Vitalik Buterin défend Base et le modèle L2
« Base fait les choses de la bonne façon », a affirmé Vitalik Buterin mardi, en réponse aux doutes sur le rôle du séquenceur du réseau. Selon lui, cette solution repose sur Ethereum pour sa sécurité tout en offrant une expérience utilisateur renforcée grâce à certains éléments centralisés.
Le cofondateur d’Ethereum a insisté sur un point important comme Coinbase qui n’a pas de garde sur les fonds des utilisateurs via Base. « Ils ne peuvent pas voler de fonds ou vous empêcher de retirer vos fonds », a-t-il souligné. Il a également précisé que les véritables couches 2 ne sont pas des structures détachées mais « des extensions d’Ethereum », contrairement aux idées reçues qui les assimilent à des serveurs centralisés.
Les séquenceurs L2 au centre des inquiétudes réglementaires
Les déclarations de Buterin interviennent après celles de Hester Peirce, commissaire de la SEC, qui s’interroge sur la nature des séquenceurs centralisés. Elle a expliqué que si un « moteur de correspondance » contrôlé par une entité unique opère comme un marché, « alors cela ressemble beaucoup plus à un échange, et nous allons devoir y réfléchir ».

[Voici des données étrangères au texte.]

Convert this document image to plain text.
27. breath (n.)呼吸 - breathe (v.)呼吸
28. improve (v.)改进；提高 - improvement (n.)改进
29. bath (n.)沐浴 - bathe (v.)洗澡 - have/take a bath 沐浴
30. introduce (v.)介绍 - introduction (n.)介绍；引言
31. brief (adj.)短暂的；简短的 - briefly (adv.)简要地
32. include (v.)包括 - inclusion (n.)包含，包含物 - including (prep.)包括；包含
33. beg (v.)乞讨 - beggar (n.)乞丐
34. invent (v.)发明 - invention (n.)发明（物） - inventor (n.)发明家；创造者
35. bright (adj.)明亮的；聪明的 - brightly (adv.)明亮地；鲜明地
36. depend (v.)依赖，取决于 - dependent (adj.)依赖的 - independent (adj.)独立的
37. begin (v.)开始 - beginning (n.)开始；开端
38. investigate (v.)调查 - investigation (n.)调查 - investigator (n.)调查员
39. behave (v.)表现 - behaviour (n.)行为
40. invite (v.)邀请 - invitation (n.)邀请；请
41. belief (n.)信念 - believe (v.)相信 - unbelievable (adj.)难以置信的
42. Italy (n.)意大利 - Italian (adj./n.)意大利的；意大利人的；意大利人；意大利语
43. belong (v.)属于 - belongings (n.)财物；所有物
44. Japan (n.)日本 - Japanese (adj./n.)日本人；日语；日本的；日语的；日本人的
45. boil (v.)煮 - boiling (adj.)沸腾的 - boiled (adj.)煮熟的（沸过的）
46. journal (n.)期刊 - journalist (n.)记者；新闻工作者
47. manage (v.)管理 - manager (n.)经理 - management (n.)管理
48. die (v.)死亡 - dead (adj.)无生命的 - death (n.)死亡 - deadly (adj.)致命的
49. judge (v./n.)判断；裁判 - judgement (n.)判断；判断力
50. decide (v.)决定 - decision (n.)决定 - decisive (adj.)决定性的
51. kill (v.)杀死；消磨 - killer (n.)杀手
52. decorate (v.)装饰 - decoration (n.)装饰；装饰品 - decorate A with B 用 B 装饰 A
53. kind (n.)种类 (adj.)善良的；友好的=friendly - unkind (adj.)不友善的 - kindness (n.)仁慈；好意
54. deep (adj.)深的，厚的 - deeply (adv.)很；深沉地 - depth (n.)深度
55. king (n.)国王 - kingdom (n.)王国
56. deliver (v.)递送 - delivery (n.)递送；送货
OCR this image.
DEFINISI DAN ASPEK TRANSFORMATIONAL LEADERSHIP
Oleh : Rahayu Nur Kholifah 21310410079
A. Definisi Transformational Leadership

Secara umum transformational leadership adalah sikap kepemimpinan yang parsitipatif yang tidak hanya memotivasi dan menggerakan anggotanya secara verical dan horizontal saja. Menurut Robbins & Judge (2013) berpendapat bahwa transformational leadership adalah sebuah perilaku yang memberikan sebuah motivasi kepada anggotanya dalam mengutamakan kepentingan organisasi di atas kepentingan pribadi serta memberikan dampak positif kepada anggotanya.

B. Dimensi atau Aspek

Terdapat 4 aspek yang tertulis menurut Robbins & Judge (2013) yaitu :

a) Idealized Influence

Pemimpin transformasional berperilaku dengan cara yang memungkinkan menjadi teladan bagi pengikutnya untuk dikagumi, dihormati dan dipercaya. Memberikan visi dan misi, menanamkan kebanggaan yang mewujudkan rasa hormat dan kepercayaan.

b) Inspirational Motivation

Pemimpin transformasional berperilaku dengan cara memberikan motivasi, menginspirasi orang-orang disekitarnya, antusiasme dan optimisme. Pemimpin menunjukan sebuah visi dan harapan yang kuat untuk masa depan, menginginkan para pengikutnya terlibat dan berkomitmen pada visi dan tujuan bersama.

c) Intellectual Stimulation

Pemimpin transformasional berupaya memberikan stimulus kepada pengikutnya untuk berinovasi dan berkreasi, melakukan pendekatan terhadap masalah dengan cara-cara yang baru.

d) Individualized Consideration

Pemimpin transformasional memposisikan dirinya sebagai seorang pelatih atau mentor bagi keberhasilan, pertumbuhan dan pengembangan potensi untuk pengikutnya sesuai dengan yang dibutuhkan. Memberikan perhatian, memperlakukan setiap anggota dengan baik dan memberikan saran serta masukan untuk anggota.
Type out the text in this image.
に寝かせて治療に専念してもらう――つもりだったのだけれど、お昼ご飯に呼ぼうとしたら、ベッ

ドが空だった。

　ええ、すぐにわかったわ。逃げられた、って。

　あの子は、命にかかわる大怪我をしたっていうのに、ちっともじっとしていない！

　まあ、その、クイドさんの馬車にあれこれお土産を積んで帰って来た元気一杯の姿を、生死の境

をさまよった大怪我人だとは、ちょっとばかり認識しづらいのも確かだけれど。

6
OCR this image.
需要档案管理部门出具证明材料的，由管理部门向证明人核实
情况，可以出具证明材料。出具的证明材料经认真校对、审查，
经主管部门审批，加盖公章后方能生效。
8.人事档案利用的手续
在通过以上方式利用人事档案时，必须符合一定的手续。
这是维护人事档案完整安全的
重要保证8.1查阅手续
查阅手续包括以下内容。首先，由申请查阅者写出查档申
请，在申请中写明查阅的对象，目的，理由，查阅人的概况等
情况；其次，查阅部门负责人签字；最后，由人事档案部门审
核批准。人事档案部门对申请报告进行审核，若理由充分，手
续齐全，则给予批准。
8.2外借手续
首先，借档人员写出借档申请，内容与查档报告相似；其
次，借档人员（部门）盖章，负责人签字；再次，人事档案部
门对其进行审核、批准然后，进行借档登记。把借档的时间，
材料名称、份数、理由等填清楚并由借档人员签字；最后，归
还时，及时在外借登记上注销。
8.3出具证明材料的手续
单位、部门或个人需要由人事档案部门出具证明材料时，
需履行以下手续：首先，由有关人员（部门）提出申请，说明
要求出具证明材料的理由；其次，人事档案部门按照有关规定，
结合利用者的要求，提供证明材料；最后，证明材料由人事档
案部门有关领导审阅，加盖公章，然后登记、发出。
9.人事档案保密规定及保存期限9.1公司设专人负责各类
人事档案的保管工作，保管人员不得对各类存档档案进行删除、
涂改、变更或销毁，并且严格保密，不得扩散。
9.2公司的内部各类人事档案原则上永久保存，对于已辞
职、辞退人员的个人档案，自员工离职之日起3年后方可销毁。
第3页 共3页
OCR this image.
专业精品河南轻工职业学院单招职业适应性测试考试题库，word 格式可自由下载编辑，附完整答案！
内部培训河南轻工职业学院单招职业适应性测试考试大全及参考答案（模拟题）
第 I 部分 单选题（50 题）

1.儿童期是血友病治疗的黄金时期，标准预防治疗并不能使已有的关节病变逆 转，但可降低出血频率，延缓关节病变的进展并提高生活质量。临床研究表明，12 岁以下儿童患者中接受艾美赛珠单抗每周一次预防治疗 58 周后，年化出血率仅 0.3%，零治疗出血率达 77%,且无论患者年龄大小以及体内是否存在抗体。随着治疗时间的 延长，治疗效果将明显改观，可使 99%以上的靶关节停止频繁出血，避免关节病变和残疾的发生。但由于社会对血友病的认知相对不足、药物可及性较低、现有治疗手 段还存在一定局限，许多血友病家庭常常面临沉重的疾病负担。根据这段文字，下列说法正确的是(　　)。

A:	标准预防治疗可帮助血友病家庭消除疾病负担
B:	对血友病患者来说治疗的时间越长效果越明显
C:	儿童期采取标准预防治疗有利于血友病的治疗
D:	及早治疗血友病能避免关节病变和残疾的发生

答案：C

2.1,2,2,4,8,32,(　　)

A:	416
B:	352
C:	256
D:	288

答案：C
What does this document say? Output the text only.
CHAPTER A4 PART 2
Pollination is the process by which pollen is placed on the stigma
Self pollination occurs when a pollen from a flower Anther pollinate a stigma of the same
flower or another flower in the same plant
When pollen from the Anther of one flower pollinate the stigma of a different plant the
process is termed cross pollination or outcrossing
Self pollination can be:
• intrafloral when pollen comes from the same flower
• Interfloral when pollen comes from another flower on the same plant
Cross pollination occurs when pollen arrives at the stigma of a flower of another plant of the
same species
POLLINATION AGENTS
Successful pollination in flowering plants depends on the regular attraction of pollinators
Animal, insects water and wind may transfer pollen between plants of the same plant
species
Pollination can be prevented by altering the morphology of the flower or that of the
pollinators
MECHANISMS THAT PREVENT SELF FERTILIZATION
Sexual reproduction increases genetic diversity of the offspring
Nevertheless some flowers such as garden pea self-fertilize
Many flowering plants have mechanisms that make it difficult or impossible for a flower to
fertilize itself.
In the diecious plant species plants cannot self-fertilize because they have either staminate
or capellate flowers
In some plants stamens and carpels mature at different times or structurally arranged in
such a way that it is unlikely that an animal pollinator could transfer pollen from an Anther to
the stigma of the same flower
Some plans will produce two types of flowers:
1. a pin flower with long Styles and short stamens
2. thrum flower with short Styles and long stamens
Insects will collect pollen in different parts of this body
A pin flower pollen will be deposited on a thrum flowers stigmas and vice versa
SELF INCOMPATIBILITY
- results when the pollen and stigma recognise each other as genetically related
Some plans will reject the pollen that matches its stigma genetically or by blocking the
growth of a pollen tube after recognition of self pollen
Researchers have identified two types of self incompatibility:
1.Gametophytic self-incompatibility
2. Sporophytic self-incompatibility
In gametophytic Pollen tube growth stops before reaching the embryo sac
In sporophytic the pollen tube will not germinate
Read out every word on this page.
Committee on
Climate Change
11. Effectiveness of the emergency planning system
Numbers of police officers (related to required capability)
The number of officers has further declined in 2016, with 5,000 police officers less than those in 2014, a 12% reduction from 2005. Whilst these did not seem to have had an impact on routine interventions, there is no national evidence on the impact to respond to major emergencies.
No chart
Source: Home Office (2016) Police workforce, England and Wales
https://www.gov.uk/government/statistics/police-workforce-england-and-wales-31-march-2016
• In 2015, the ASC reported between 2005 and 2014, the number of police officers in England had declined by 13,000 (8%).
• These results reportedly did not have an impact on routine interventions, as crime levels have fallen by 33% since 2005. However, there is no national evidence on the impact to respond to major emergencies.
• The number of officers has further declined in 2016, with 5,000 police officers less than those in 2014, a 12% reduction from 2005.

Cette perspective inquiète l’industrie car une classification en tant qu’échange obligerait les L2 à s’enregistrer auprès de la SEC et à se conformer à des règles contraignantes. Le directeur juridique de Coinbase, Paul Grewal, a réagi en affirmant que les layer-2 sont avant tout des blockchains à usage général, comparables à Amazon Web Services. Selon lui, héberger des applications d’échange sur une infrastructure ne signifie pas que celle-ci est un échange.
Au-delà de la bataille d’arguments, la controverse révèle une tension croissante entre innovation technologique et cadre réglementaire. Si les L2 sont considérés comme des infrastructures au même titre que des services cloud, leur rôle restera intact dans l’expansion d’Ethereum. En revanche, une assimilation aux marchés financiers pourrait bouleverser leur avenir, en freinant leur adoption ou en forçant une redéfinition de leur architecture.